UraniumGate was a bad deal for America. It was good for Russia (to the tune of 20 to 25 percent of U.S. uranium) and it was good for Clinton (to the tune of at least $40,000,000 in “donations” to the Clinton Foundation). And Campbell tried to warn the powers that be, but his warnings fell on purposefully deaf ears. Now he is set to testify to the Senate committee that is finally looking into the scandal.
And Clinton, who is more than a little responsible for spawning investigations into Trump’s alleged dealings with Russia with her “Putin’s puppet” remarks during the campaign, now seems more than a little concerned about having investigators looking into her well-documented dealing with Russia. For her part, she claims the whole thing is (pardon the pun) trumped up. Reuters quotes Nick Merrill, a Clinton spokesman, as saying, “This latest iteration is simply more of the Right doing Trump’s bidding for him to distract from his own Russia problems.”
What Merrill, Clinton, and everyone else on that side of the scandal seems to miss is that Trump doesn’t appear to have any “Russia problems.” But Clinton, who — as irony would have it — helped start the whole Russia-as-the-Bogeyman process, does have a large share of Russia problems.
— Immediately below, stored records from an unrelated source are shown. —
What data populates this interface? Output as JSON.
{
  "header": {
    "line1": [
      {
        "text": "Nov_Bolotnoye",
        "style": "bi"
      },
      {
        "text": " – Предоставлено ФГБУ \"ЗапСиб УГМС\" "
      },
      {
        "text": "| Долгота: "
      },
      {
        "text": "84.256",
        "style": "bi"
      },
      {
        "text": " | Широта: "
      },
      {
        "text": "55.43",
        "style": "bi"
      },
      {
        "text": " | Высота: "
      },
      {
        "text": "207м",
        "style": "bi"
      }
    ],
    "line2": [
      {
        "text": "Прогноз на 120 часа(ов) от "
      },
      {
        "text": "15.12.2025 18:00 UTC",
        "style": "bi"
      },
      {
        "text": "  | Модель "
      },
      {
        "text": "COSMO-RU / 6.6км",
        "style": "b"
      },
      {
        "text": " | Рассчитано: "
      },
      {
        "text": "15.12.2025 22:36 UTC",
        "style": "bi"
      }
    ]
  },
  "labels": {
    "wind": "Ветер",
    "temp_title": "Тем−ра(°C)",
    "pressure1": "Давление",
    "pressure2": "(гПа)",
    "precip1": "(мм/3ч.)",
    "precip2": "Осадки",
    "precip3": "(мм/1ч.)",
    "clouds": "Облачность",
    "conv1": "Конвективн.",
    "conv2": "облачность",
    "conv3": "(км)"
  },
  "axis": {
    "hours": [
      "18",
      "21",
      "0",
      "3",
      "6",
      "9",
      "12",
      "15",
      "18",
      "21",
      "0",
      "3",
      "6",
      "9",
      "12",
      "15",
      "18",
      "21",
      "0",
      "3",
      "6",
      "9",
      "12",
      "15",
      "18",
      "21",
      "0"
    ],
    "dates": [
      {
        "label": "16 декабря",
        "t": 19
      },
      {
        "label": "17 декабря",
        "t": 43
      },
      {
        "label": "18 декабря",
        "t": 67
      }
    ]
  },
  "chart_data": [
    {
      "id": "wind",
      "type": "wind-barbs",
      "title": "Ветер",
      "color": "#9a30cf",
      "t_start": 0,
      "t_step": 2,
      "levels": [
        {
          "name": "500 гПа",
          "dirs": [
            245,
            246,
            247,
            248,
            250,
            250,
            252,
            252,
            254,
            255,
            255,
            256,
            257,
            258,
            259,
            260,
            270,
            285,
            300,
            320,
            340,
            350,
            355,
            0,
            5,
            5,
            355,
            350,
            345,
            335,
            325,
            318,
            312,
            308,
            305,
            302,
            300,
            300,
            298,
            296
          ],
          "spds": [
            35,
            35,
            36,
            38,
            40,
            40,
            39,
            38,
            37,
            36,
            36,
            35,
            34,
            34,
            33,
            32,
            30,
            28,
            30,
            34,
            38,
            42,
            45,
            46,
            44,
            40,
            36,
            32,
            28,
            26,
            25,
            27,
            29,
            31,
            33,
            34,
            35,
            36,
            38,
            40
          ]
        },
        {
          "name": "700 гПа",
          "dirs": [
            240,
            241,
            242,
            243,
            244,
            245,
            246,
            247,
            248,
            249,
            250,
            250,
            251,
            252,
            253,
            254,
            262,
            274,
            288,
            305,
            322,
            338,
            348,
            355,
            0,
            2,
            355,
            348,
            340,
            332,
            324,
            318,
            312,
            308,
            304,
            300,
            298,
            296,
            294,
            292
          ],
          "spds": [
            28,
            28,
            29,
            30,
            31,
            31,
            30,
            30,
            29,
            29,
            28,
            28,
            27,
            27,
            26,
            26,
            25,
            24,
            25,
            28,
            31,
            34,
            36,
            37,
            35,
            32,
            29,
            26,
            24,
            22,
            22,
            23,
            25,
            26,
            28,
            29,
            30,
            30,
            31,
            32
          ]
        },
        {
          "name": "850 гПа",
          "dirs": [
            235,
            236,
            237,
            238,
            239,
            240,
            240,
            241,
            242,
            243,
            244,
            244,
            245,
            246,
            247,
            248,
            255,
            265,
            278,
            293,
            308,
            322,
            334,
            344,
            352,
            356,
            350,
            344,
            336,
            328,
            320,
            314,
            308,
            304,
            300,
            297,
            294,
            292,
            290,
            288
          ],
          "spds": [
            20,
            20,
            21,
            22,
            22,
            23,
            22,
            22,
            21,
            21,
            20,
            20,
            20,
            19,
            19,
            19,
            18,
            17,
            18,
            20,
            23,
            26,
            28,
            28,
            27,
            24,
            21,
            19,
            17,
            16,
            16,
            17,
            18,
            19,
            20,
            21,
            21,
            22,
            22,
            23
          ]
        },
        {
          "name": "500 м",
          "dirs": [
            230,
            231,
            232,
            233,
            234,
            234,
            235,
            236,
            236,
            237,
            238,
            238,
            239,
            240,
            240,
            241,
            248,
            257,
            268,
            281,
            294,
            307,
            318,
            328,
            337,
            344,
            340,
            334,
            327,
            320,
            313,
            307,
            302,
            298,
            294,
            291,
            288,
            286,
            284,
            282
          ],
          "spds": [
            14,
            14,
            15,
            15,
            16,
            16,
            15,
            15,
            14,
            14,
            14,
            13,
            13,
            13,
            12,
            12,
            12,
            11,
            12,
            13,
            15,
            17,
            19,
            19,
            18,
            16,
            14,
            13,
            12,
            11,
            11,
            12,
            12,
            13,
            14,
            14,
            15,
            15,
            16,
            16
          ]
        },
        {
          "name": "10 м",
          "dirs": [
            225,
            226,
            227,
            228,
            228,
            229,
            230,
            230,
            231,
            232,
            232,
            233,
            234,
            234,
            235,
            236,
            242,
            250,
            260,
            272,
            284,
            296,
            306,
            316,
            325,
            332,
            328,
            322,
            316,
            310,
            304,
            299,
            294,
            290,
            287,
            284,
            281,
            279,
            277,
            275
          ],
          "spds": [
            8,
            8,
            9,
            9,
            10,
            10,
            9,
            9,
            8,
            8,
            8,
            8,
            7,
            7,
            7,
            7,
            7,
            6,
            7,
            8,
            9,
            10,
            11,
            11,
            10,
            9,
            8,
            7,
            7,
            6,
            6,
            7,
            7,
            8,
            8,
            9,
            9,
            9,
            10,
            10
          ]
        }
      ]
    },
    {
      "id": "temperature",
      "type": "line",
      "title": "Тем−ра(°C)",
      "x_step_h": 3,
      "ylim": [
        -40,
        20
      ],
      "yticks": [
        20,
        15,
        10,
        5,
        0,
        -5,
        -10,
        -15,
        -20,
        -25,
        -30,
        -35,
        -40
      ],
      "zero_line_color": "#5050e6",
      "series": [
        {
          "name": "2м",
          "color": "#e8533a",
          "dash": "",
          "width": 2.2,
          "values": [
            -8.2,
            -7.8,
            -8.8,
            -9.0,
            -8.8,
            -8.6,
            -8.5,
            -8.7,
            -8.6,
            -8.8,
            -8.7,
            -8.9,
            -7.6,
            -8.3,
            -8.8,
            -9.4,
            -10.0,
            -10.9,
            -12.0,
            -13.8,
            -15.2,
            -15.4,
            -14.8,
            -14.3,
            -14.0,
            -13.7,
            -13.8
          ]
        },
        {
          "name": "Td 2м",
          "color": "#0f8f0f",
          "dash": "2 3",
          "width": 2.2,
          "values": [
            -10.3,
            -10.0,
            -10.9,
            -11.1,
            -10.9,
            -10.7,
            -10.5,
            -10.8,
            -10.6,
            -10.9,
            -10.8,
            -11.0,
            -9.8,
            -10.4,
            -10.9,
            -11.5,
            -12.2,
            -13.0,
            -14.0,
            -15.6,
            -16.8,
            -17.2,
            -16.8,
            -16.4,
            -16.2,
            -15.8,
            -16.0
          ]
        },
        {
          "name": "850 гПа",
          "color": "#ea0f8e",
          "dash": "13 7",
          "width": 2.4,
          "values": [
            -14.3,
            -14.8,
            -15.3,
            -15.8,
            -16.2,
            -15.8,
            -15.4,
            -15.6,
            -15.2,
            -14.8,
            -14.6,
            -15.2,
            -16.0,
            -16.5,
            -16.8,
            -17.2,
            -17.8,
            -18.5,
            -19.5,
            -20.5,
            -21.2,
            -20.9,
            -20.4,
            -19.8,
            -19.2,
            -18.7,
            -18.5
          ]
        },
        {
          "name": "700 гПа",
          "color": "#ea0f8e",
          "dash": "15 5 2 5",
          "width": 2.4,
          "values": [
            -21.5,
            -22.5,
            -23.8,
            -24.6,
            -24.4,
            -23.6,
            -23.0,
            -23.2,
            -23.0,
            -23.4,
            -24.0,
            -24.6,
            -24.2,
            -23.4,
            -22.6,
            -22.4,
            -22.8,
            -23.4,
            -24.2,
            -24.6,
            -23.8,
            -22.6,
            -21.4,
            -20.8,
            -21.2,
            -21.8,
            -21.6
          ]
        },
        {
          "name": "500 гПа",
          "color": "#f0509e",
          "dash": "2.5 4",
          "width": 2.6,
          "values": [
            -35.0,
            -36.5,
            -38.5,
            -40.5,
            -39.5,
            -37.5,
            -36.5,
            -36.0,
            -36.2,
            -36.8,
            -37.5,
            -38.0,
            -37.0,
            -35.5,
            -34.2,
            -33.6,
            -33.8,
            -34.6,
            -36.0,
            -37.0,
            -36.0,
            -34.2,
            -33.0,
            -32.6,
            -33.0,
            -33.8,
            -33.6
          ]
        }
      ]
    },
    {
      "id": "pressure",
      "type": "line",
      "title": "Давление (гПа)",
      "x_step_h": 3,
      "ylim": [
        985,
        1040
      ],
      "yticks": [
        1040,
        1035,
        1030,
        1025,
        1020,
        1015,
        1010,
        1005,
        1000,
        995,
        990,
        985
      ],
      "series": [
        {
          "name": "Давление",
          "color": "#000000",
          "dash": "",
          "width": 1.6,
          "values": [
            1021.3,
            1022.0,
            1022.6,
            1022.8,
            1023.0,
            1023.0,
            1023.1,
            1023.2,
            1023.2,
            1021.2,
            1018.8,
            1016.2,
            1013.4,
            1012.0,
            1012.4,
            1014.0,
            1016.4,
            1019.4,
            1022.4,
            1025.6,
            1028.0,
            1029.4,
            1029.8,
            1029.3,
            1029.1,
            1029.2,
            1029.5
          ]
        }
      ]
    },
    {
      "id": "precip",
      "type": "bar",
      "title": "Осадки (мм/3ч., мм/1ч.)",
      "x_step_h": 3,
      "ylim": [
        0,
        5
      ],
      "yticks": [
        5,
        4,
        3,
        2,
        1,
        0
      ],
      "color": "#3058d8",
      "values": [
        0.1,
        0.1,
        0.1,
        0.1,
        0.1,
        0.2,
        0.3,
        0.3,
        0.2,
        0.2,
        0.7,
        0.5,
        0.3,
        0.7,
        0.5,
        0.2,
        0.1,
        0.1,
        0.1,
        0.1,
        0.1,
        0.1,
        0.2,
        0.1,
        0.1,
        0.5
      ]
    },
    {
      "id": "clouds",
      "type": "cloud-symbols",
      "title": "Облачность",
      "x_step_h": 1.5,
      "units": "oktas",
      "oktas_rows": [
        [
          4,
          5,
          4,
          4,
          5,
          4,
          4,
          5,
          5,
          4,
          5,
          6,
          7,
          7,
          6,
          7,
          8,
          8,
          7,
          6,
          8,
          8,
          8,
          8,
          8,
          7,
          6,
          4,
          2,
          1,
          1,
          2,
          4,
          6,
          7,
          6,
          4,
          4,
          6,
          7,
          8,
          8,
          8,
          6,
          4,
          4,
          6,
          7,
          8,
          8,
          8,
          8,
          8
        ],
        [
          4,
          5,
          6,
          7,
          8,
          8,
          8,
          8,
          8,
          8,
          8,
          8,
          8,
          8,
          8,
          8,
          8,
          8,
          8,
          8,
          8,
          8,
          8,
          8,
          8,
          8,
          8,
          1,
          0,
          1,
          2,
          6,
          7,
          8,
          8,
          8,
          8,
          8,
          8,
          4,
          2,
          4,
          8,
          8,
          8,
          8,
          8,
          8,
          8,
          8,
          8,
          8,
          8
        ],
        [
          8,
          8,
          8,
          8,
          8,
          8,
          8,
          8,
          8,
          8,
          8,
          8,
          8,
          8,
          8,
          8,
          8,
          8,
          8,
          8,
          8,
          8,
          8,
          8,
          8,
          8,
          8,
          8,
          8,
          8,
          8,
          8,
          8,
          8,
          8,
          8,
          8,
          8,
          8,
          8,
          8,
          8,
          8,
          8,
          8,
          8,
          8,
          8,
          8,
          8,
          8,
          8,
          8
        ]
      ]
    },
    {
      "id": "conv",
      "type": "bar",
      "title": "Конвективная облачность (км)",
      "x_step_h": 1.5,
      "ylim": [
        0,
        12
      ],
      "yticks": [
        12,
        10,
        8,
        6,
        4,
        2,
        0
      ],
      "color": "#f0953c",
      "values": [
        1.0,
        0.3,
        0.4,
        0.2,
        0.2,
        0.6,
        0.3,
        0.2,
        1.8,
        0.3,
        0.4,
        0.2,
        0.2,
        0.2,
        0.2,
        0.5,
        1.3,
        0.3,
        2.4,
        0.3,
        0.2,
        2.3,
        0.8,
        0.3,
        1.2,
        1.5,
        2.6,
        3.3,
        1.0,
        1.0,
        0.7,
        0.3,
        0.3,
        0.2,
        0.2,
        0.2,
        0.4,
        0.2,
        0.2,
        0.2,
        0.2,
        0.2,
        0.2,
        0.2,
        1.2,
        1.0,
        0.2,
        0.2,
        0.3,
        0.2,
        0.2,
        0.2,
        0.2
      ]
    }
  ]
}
And Uranium One and the Clinton Foundation are at ground zero of those problems.
Reuters cited White House officials as saying that President Trump has asked that a Justice Department gag order on Campbell stemming from the bribery case be lifted so that he can testify to congressional investigators. That gag order has been partially lifted, according to Reuters.
Now that Campbell — whose testimony has been described as “critical” — will be able to tell the Senate committee what he knows, Clinton’s denials and obfuscations will likely begin to unravel more quickly than they already have.